Ces épisodes de sommeil lent sont entrecoupés de sommeil paradoxal. Notre cerveau n'arrête jamais de fonctionner et les chercheurs ont démontré qu'il y a du rêve toute la nuit. Mais c'est en sommeil paradoxal, alors que l'activité cérébrale augmente pour atteindre le même niveau qu'à l'état de veille, qu'on a nos rêves les plus élaborés. Difficile, toutefois, de comptabiliser le nombre de rêves qu'on fait chaque nuit. «On a quatre ou cinq périodes de sommeil paradoxal par nuit. Mais on peut faire plus d'un rêve par période, précise M. De Koninck. Le simple fait de bouger dans notre lit peut changer la séquence du rêve ou nous amener dans un autre scénario.»

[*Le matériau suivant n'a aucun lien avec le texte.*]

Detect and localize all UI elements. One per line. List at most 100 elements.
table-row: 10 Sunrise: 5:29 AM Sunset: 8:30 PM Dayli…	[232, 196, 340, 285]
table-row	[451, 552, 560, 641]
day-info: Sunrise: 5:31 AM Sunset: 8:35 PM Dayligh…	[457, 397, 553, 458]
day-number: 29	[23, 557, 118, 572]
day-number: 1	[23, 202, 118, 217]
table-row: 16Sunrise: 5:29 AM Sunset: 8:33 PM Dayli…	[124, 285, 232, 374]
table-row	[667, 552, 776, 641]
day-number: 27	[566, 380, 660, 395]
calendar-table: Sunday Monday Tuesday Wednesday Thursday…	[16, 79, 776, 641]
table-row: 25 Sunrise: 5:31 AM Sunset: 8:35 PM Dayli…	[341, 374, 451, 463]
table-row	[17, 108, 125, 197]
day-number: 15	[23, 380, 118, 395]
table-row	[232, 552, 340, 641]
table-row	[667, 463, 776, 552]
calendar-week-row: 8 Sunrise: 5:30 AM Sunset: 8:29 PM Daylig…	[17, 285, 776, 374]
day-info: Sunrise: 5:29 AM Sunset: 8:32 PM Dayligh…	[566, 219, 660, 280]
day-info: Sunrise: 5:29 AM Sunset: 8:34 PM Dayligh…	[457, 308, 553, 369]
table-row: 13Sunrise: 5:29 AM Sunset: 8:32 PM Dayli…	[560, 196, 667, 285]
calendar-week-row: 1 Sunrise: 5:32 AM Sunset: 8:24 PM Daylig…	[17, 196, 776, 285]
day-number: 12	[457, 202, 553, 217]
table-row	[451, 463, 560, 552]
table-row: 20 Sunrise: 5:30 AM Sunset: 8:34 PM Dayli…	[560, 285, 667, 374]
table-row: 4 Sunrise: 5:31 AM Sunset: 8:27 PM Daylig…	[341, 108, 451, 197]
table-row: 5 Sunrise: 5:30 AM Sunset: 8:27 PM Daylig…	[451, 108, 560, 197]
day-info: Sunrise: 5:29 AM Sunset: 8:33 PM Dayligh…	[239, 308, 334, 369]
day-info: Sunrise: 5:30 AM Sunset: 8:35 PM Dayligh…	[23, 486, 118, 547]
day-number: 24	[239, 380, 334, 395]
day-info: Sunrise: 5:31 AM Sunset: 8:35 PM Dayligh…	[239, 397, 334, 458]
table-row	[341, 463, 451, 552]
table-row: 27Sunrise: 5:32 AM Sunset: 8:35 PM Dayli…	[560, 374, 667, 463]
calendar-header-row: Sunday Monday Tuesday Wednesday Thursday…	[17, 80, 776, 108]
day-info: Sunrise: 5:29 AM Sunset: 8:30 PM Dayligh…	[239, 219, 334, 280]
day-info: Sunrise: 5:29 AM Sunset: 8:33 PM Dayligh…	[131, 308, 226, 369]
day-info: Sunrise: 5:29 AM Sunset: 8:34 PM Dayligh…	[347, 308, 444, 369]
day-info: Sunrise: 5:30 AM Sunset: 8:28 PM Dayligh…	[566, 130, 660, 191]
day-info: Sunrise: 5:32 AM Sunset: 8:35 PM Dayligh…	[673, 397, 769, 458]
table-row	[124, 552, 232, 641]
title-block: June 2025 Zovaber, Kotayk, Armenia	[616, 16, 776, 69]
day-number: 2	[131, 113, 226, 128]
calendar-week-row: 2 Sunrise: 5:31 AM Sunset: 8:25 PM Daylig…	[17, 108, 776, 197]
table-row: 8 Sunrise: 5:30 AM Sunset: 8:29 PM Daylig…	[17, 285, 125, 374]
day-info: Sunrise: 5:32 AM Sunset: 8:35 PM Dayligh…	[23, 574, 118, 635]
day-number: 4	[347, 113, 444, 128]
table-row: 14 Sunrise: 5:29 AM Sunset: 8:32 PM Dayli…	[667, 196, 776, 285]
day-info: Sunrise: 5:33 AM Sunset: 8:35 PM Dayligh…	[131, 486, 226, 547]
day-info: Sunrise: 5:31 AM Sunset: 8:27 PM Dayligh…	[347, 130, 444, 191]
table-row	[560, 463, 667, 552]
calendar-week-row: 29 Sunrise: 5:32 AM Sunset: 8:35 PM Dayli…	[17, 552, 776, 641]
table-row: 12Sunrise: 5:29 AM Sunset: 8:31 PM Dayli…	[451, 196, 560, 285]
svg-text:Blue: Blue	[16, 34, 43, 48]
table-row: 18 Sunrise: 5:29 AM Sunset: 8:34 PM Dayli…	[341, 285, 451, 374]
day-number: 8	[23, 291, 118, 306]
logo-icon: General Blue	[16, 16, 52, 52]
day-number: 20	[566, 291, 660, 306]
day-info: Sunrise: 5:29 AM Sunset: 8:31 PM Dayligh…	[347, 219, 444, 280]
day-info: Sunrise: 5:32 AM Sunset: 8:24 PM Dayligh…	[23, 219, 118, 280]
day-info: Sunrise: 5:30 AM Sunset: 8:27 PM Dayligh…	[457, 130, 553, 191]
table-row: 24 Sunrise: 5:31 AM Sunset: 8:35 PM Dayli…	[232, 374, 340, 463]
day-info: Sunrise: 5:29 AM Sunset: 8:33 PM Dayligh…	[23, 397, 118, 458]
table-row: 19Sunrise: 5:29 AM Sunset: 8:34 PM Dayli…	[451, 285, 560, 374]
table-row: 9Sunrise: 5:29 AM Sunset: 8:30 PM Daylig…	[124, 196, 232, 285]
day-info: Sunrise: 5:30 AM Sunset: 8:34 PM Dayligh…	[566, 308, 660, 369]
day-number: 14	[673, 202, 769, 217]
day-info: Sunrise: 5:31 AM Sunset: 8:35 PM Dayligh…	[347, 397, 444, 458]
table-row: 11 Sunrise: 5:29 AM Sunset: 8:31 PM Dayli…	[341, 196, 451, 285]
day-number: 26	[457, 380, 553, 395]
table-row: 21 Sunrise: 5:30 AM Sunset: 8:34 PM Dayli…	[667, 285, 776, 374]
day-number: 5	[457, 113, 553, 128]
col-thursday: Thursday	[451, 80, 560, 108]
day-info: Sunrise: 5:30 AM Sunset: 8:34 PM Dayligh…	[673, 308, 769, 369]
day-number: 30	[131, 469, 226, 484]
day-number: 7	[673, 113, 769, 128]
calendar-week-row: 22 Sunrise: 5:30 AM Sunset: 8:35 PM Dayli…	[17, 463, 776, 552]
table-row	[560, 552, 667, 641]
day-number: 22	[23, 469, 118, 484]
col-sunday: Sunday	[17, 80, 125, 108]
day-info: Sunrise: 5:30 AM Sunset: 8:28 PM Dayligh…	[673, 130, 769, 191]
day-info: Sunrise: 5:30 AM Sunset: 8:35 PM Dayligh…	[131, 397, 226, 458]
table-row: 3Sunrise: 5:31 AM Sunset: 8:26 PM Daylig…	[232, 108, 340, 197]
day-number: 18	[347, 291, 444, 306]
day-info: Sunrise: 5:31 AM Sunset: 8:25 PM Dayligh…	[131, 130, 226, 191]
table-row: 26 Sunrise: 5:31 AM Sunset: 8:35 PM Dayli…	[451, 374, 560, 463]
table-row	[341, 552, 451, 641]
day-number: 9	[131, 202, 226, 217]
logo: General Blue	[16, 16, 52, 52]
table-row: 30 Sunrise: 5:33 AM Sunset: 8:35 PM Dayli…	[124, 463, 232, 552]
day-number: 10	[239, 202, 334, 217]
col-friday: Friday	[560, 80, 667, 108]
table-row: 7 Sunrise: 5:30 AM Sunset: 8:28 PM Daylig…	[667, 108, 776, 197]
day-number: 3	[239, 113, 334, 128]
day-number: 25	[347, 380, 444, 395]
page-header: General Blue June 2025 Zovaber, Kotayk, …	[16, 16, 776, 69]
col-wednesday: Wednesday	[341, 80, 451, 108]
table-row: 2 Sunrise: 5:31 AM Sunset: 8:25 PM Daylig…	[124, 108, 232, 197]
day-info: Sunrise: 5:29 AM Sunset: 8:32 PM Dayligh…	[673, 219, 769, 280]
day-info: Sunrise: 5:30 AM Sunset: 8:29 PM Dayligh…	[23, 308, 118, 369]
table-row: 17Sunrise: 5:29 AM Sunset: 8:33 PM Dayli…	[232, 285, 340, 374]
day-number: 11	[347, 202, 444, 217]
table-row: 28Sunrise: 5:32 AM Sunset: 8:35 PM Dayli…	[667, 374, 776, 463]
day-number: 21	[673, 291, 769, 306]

«Une fois endormi, on met environ 90 minutes pour atteindre le stade du sommeil paradoxal, indique M. De Koninck. Cette première période dure 5 à 10 minutes. La deuxième dure 15 à 20 minutes. Et les périodes suivantes peuvent s'étirer de 30 à 45 minutes. Plus on avance dans la nuit, moins on a de sommeil lent profond et plus on a de sommeil paradoxal.»

Les scientifiques s'intéressent beaucoup au sommeil paradoxal. À tort, on a déjà attribué aux rêves le pouvoir d'évacuer le stress ou de consolider nos émotions. «Beaucoup de gens confondent les fonctions du rêve avec celles du sommeil paradoxal», explique Antonio Zadra. Le sommeil paradoxal, pendant lequel se produisent la majorité de nos rêves, joue en effet un rôle important dans la consolidation des apprentissages et dans la mémorisation de nos expériences diurnes. «En période d'éveil, on mémorise une tonne d'informations: numéros de téléphone, leçons, recettes, itinéraires, etc. Pendant le sommeil paradoxal, le cerveau rejoue ces informations et, à la manière d'un ordinateur, il les comprime et les dépose dans notre mémoire à long terme», indique Roger Godbout. Les expériences effectuées par l'équipe du professeur De Koninck confirment cette explication. «On a étudié le sommeil de gens qui apprennent une langue seconde de manière intensive, et on s'est aperçu que, pendant leur apprentissage, leurs périodes de sommeil paradoxal augmentaient durant la nuit afin de consolider l'information. Mais leurs rêves ne faisaient pas nécessairement référence à la nouvelle langue. De telle sorte que la consolidation de leurs apprentissages ne s'est pas faite dans le rêve, mais grâce au sommeil paradoxal sous-jacent.»

Les rêves: une source d'inspiration?

Beaucoup d'artistes trouvent dans leurs rêves des sources d'inspiration. En 2007, des chercheurs italiens ont comparé les rêves de musiciens avec ceux de non-musiciens. Ils n'ont pas été surpris de constater que les musiciens entendaient plus souvent de la musique dans leurs rêves que les non-musiciens. Mais ce qui est spectaculaire, c'est que 30 % des mélodies entendues en rêve par les musiciens étaient nouvelles!